James had always been safe and comfortable and familiar. That snuggly doofus that made a good pillow and source of body heat when they were stuck sleeping beneath the stars and neither thought anything of it. Jessie was comfortable with their partnership, the easy intimacy that was never stupidly awkward like things like that usually were.

One too many explosions and failed missions changed around on her.

He'd gotten spit on her face, she remembered that. She still picked on him for it. Somehow, she'd always figured she'd be the first one to snap and quit, despite her bullheaded personality. James was just too easygoing. Jessie'd never been able to picture James being the first to call it quits.

But he had, their uniforms torn, dirty and still slightly smoking, had grabbed her hands tightly and gave what was possibly the most passioned speech she'd ever heard, and given how many years the two of them had been working together, she'd heard a number that were rather over the top.

He talked about quitting. He talked about a real life. A beauty parlor, maybe. Or a clothing store. A home. No more constant failure, no more living on the road, with no roof over their heads and no food in their bellies.

Then he'd kissed her. Jessie's head was so spun around from it all- James, the more adorkable member of the team, acting exactly like she'd always imagined men were supposed to act, like those dime romance novels that bordered on trashy that had filled her head with ideas about how romance worked when she was too young to have been reading them. Reality, she'd found, never matched that.

Until James went and surprised her. Until he kissed her too stupid to protest.

She really didn't want to protest anyway. Team Rocket could go screw itself. Who wanted to get outsmarted by a barely-teenage brat all the time anyway? Not Jessie, that was for sure. Only the completely stupid or the completely crazy would've said 'no' to that.
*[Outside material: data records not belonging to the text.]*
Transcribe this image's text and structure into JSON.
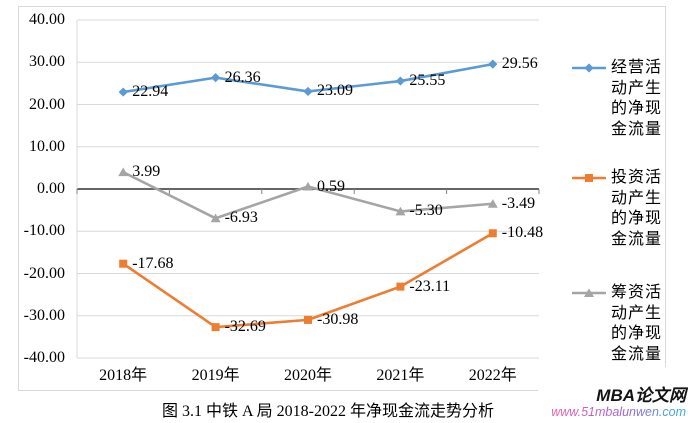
{
  "chart_data": {
    "type": "line",
    "title": "",
    "categories": [
      "2018年",
      "2019年",
      "2020年",
      "2021年",
      "2022年"
    ],
    "ylim": [
      -40,
      40
    ],
    "grid": true,
    "legend_position": "right",
    "y_ticks": [
      {
        "label": "40.00",
        "value": 40
      },
      {
        "label": "30.00",
        "value": 30
      },
      {
        "label": "20.00",
        "value": 20
      },
      {
        "label": "10.00",
        "value": 10
      },
      {
        "label": "0.00",
        "value": 0
      },
      {
        "label": "-10.00",
        "value": -10
      },
      {
        "label": "-20.00",
        "value": -20
      },
      {
        "label": "-30.00",
        "value": -30
      },
      {
        "label": "-40.00",
        "value": -40
      }
    ],
    "series": [
      {
        "name": "经营活动产生的净现金流量",
        "marker": "diamond",
        "color": "#5B9BD5",
        "values": [
          22.94,
          26.36,
          23.09,
          25.55,
          29.56
        ],
        "labels": [
          "22.94",
          "26.36",
          "23.09",
          "25.55",
          "29.56"
        ]
      },
      {
        "name": "投资活动产生的净现金流量",
        "marker": "square",
        "color": "#ED7D31",
        "values": [
          -17.68,
          -32.69,
          -30.98,
          -23.11,
          -10.48
        ],
        "labels": [
          "-17.68",
          "-32.69",
          "-30.98",
          "-23.11",
          "-10.48"
        ]
      },
      {
        "name": "筹资活动产生的净现金流量",
        "marker": "triangle",
        "color": "#A5A5A5",
        "values": [
          3.99,
          -6.93,
          0.59,
          -5.3,
          -3.49
        ],
        "labels": [
          "3.99",
          "-6.93",
          "0.59",
          "-5.30",
          "-3.49"
        ]
      }
    ]
  },
  "caption": "图 3.1 中铁 A 局 2018-2022 年净现金流走势分析",
  "watermark": {
    "title": "MBA论文网",
    "url": "www.51mbalunwen.com"
  },
  "colors": {
    "grid": "#D9D9D9",
    "zero_axis": "#666666",
    "tick": "#808080",
    "frame": "#D9D9D9",
    "operating_blue": "#5B9BD5",
    "investing_orange": "#ED7D31",
    "financing_gray": "#A5A5A5"
  }
}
Jessie was neither of those things.

She'd cut her hair the next day, chopping it so short it barely brushed against the back of her neck. Jessie was always a sucker for dramatic symbolism, and besides, it made her a bit less easily-recognized. A new life was easier to start without their previous 'career' botching up the works, after all. He'd kissed the back of her neck and declared the haircut acceptable.

She smacked him for that. Somethings had to stay the same, after all.